With EF 4.1 or newer, you can execute any database command directly. The methods described in this section allow you to execute native SQL commands against the database.
Get entity object set through SQL query statement
The SqlQuery method in the DbSet class allows you to execute a native SQL query that returns a set of entity objects. By default, the returned set of objects is tracked by the context; this can be canceled by calling the AsNoTracking method on the DbSqlQuery object returned by the method. The returned result set is generally It is the type corresponding to DbSet, otherwise even its derived classes cannot be returned. If the queried table contains data of other entity types, the executed SQL statement should be written correctly to ensure that only the data of the specified type of entity is returned. The following example executes an SQL query using the SqlQuery method, returning a set of instances of type Department.
using (var context = new SchoolEntities())
{
var departments = context.Departments.SqlQuery(
"select * from Department").ToList();
}
Annotation : The AsNoTracking method must be called before the query is executed, and the call after the query is executed is invalid.
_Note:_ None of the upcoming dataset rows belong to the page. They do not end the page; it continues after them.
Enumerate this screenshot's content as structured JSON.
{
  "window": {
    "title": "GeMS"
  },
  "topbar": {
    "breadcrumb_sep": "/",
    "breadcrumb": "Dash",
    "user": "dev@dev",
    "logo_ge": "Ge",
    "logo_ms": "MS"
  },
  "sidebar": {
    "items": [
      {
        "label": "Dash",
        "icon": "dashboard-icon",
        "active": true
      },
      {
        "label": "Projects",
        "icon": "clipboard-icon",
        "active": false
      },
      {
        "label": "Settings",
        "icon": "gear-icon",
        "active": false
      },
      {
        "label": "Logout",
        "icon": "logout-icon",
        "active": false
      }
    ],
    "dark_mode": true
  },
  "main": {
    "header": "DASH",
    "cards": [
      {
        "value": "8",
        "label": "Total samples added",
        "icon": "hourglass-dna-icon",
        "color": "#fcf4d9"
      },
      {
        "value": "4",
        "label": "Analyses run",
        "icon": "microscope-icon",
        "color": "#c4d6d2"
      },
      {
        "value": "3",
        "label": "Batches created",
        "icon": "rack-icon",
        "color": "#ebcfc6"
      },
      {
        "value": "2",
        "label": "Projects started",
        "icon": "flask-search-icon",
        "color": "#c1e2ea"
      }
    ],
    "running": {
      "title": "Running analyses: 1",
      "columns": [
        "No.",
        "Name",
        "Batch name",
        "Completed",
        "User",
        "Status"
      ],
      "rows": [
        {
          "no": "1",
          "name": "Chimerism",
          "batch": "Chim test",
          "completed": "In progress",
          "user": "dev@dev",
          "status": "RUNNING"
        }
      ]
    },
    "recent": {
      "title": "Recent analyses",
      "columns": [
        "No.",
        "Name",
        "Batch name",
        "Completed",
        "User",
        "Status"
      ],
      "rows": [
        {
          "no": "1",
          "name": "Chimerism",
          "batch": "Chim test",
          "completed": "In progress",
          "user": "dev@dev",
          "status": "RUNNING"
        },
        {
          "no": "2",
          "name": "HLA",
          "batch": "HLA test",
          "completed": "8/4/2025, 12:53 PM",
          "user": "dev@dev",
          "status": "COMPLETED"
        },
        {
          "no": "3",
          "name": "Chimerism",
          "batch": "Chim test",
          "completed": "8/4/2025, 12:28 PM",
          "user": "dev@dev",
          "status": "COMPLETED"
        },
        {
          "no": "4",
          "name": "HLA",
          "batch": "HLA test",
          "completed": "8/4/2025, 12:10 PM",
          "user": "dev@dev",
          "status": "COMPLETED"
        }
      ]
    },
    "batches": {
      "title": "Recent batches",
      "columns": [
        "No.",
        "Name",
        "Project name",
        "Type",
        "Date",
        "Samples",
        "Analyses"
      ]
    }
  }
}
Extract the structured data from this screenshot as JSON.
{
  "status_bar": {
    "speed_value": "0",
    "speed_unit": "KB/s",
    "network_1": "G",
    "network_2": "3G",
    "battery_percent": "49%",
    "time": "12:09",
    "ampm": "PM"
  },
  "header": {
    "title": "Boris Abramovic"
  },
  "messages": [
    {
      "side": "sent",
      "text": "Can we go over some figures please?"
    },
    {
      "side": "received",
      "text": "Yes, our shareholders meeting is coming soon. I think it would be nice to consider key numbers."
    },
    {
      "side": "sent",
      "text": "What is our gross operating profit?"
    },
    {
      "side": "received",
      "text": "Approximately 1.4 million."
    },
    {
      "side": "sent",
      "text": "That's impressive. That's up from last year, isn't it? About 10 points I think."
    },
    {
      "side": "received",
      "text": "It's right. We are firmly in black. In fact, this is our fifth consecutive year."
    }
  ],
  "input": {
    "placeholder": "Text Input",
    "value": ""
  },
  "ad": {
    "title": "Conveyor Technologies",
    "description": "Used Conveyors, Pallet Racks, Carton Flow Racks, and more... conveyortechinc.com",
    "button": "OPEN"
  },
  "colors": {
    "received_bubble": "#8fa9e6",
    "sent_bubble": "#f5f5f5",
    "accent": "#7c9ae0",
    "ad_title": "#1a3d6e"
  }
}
Get a set of non-entity objects through an SQL query
Execute native SQL commands through the SqlQuery method in the Database class, which can return any type of instance, including native types in .Net. But the acquired data will not be tracked by the context object, even if we use this method to retrieve the entity object. Such as:
using (var context = new SchoolEntities())
{
var names = context.Database.SqlQuery<string>("select Name from Department").ToList();
}
Let the database execute native non-query SQL commands
Non-query commands can be executed through the ExecuteSqlCommand method in the Database class . For example:
using (var context = new SchoolEntities())
{
context.Database.ExecuteSqlCommand("update Department set Name = 'Mathematics' where Name = 'Math'");
}
The ExecuteSqlCommand method is sometimes used in the initialization function of the database created by Code First to perform some additional configuration of the database (for example, setting indexes). It should be noted that the context object does not know what is in the database after executing the ExecuteSqlCommand method. The data has changed unless you load or reload the entity set from the database.
call stored procedure
Code First does not support mapping of stored procedures. However, you can call stored procedures directly through the ExecuteSqlCommand or SqlQuery methods. For example: context.Database.ExecuteSqlCommand ("EXECUTE [dbo].[DoSomething]").
Annotation : The three methods mentioned in this article (DbSet.SqlQuery, Database.SqlQuery, Database.ExecuteSqlCommand) all support parameterized queries . The usage is similar to string.Format, but the incoming parameters are type-converted when the query is executed. For example: context.Departments.SqlQuery("select * from Department where DepartmentID = {0}", "6"); When the statement is executed, the string "6" will be converted into an integer and then substituted into the query statement for execution. Effectively prevent SQL injection.
Prevent SQL Injection Attacks
Applications often need to obtain input from the outside (from users and other external agents), and then perform actions based on those inputs. Any information obtained directly or indirectly from the user or external agents may exploit the syntax of the target programming language to perform illegal operations. When the target language is Structured Query Language (SQL), such as Transact-SQL, this operation is called a SQL injection attack. A malicious user can inject commands directly into the query to perform the operation, delete a table in the database, and deny service Or modify the nature of the operation being performed. So you should use a parameterized query instead of directly inserting an externally obtained string into the query string.